Rural areas contend with huge obstacles when it comes to mental health. People are isolated and disproportionately poor. They often wait longer than those in cities to seek treatment — whether because of transportation problems, a lack of health insurance, or simply the stigma associated with asking for help — and therefore are more likely to be in crisis when they do. Suicide is more common per capita in rural parts of the country, according to a recent Ohio State University study, which found rates to be twice as high among rural young people. A lack of available psychiatric services compounds all of these problems.
Keeping people in their own communities is valuable, said Shannah Mulvihill, executive director of the Mental Health Association of Minnesota. "We believe it is much more recovery-oriented to have this type of service available compared to ending up in a hospital or the back of a police car. I guarantee people would rather be at home, and getting the help they need and an appointment the next day, than in a hospital bed."
The state's mental health system is in flux, and some wonder whether Minnesota needs more inpatient services or whether it simply needs to use its 1,300 psychiatric hospital beds more wisely. "There is a lot of complexity to the hospital bed system," Mulvihill said. "It's important to use each bed the best way possible. "Until we are able to build out some of the other aspects of the system, like mobile crisis teams, to make sure only the people who really need hospital beds are getting them, it's hard to assess whether the right number is out there," she said.
Meanwhile, the crisis team in Eveleth continues to hit the road in its pickup truck. The calls can be complicated, team member Goodman said. "There is a lot of depression, and not just here." He worries about what might happen once United States Steel Corp. completes its layoff of hundreds of workers at the Minntac plant in nearby Mountain Iron this June. "What are they going to do?" he asked, knowing the answer. "Half of them will sit in bars." And that will only exacerbate any underlying emotional problems.

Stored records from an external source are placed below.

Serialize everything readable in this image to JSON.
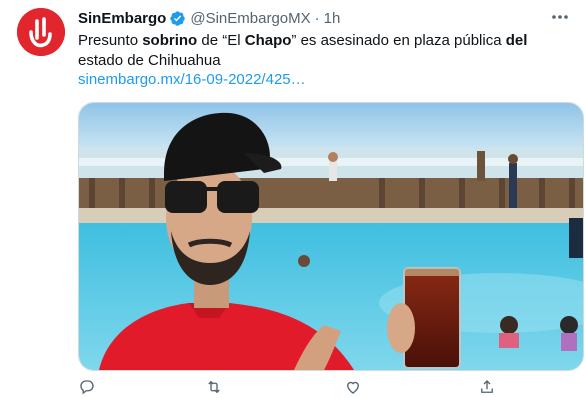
{
  "tweet": {
    "author_name": "SinEmbargo",
    "handle": "@SinEmbargoMX",
    "separator": "·",
    "time": "1h",
    "text_parts": {
      "p1": "Presunto ",
      "b1": "sobrino",
      "p2": " de “El ",
      "b2": "Chapo",
      "p3": "” es asesinado en plaza pública ",
      "b3": "del",
      "p4": " estado de Chihuahua"
    },
    "link": "sinembargo.mx/16-09-2022/425…"
  },
  "actions": {
    "reply_icon": "reply-icon",
    "retweet_icon": "retweet-icon",
    "like_icon": "like-icon",
    "share_icon": "share-icon"
  },
  "colors": {
    "brand": "#e1262d",
    "link": "#1d9bf0",
    "verified": "#1d9bf0",
    "secondary_text": "#536471"
  }
}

Recently, Goodman fielded a call from a local emergency room about a man who had come in because he was so depressed he could hardly function. He had lost his wife and couldn't get past it. His life was spiraling downward, as he skipped work and worried he'd be fired. The hospital staff wasn't sure what to do.
"I brought him here," said Goodman. "He hadn't slept. He made a friend here. He slept well." Perhaps most surprisingly, "He smiled when he left. The rewards are few and far between," he said.
"Usually you get people back to the baseline and hope you don't see them again for six months." Yet, "most of the time you know you've done something good for somebody."